Eingabehilfen öffnen

Zum Hauptinhalt springen
Hat das Geschlecht der Behandler:innen Einfluss auf die Qualität von Behandlungen und Operationsergebnissen?
Spielt das Geschlecht der Behandelnden eine Rolle? Studien zeigen: Ärztinnen erzielen oft bessere Ergebnisse – weniger Komplikationen, mehr Empathie. Was steckt hinter diesem Unterschied?

In der medizinischen Forschung wird die Frage, ob das Geschlecht des behandelnden Arztes Einfluss auf die Versorgungsqualität hat, zunehmend und auch kontrovers diskutiert. Eine 2022 in der Fachzeitschrift JAMA Surgery erschienenen Untersuchung* an mehr als 1,3 Millionen Patient:innen beispielsweise ergab, dass Patienten, die von Männern operiert wurden, ein höheres Risiko für Komplikationen und Tod hatten, als Patienten, die von Frauen operiert wurden. Ebenso zeigte eine Studie *2017, dass die Sterblichkeit von Patient:innen, egal ob männlich oder weiblich, wenn sie von Frauen behandelt wurden, mit 11,07 Prozent niedriger lag, als wenn Männer für ihre Therapie zuständig waren – in diesem Fall starben 11,49 Prozent. Auch eine umfassende Studie* der Universität zu Köln, die über 50.000 Patientinnen und Patienten mit Diabetes mellitus Typ 2 erfasst hat, lieferte interessante Erkenntnisse. Deren Ergebnisse zeigen, dass Patient:innen, die von Ärztinnen behandelt wurden, signifikant bessere Behandlungsergebnisse erzielten als die, die von Männern betreut wurden.

Die Ergebnisse im Detail

Die Analyse ergab, dass Patient:innen bei Ärztinnen häufiger an Diabetesschulungen teilnahmen und bessere messbare Therapieziele erreichten, unabhängig vom Geschlecht der Patient:innen. Das Ergebnis zeigt, welche Bedeutung eine partizipative Entscheidungsfindung einnimmt, bei der Patient:innen aktiv in den Therapieprozess einbezogen werden. Relevant ist dies besonders bei chronischen Erkrankungen wie Diabetes, die das gesamte Leben der Betroffenen beeinflussen.

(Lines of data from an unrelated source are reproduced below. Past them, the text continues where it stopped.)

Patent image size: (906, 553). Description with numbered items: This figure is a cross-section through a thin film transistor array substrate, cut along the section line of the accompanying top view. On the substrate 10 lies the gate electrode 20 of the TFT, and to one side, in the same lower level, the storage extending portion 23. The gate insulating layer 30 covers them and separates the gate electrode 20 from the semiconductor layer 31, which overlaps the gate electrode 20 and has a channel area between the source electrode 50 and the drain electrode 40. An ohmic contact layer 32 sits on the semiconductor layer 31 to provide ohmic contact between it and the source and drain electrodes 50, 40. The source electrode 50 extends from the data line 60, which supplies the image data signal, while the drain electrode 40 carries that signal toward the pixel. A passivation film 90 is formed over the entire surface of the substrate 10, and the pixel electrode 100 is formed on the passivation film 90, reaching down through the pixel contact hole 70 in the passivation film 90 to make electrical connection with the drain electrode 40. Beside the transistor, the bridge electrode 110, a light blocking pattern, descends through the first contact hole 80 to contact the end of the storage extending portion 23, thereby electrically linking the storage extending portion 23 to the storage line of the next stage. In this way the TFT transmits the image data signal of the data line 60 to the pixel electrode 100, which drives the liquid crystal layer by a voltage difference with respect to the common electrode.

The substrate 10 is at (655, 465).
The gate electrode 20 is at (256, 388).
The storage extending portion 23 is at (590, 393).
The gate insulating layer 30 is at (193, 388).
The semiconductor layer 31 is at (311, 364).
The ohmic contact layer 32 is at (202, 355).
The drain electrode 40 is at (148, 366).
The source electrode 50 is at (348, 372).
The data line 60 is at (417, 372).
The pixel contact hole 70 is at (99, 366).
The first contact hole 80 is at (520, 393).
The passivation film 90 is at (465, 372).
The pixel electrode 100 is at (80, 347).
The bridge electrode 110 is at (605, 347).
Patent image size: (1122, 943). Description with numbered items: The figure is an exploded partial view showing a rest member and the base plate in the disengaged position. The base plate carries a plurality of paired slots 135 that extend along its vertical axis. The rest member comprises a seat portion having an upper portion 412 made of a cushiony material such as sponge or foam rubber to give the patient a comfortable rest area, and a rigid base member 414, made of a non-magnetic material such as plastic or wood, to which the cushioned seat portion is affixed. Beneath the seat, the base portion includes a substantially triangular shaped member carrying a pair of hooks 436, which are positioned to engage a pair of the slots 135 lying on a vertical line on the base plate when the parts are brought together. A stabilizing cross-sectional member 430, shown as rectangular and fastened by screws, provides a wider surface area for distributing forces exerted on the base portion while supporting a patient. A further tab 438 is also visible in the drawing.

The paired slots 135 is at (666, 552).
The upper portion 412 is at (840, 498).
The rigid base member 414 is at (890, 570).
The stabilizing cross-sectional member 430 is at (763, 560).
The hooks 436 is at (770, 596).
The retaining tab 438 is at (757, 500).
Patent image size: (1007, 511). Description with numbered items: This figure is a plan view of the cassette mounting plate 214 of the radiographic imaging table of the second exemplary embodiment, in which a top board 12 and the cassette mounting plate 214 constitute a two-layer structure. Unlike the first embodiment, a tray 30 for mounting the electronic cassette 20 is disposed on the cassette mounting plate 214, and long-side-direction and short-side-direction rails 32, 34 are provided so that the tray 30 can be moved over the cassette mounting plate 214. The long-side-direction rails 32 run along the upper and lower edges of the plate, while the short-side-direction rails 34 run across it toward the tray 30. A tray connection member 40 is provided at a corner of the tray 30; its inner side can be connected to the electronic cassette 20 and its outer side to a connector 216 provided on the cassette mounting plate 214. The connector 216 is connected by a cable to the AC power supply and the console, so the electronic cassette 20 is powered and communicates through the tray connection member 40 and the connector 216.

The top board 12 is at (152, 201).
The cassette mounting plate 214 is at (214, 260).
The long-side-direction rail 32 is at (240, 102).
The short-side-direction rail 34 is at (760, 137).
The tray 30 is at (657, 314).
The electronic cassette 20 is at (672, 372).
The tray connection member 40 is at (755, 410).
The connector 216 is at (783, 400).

Aber auch weitere Forschungen zeigen, dass Patient:innen, die von Ärztinnen behandelt werden, eine geringere Sterblichkeitsrate aufweisen, vor allem bei bestimmten Erkrankungen wie Nervensystemerkrankungen. Die Studien legen nahe, dass Ärztinnen nicht nur präventiver arbeiten und medizinische Leitlinien besser einhalten, sondern auch empathischer kommunizieren und einen stärkeren Fokus auf die Patienten legen.

Wahrheit oder nur Vermutung?

Es gibt mehrere Hypothesen, warum Ärztinnen oft bessere Ergebnisse erzielen: Dazu zählen Empathie und Kommunikation. Studien belegen, dass Ärztinnen tendenziell mehr Empathie zeigen und eine partnerschaftliche Beziehung zu ihren Patienten aufbauen. Dies kann das Vertrauen und die Therapietreue erhöhen. Dies wirkt sich positiv auf die Behandlungsergebnisse aus. Ein weiterer Punkt ist das Zeitmanagement: Auch wenn die Sprechstundenzeit oft gleich ist, nutzen Ärztinnen diese Zeit möglicherweise effektiver. Sie legen stärkeres Augenmerk auf Aufklärung und Beratung, während männliche Kollegen tendenziell mehr an Untersuchungen und Therapieklarstellungen interessiert sind.

Das Einhaltung von Richtlinien: Es ist bekannt, dass Ärztinnen sich eher an klinische Leitlinien halten und präventive Maßnahmen fokussieren. Auch dies trägt dazu bei, dass Patient:innen seltener in kritische Situationen geraten.

Eine Hypothese besagt, dass männliche Ärzte den Schweregrad von Symptomatik bei weiblichen Patienten möglicherweise unterschätzen. Und diese kann zu Verzögerungen bei der Behandlung führen.

Offene Fragen und weitere Forschung

Trotz der Erkenntnisse bleibt die Frage, ob Frauen die „besseren Ärzte“ sind, weitgehend offen. Die aktuelle Forschung kann bislang nicht vollständig klären, ob andere Variablen, wie z. B. das gesamte sozioökonomische Umfeld, die Versorgungsqualität beeinflussen. Zudem gibt es Unterschiede in der Versorgung durch Männer und Frauen, die häufig nicht mit rein geschlechtsspezifischen Fähigkeiten erklärt werden können.

Ein weiterer Punkt, der beachtet werden sollte: Trotz des Anstiegs von behandelnden Ärztinnen in Praxen und Krankenhäuser, ist der Anteil an Frauen in gestaltenden Führungspositionen im Gesundheitswesen nach wie vor sehr ausbaufähig. Hier spielen strukturelle Aspekte, wie die Vereinbarkeit von Familie und Beruf, ebenfalls eine Rolle.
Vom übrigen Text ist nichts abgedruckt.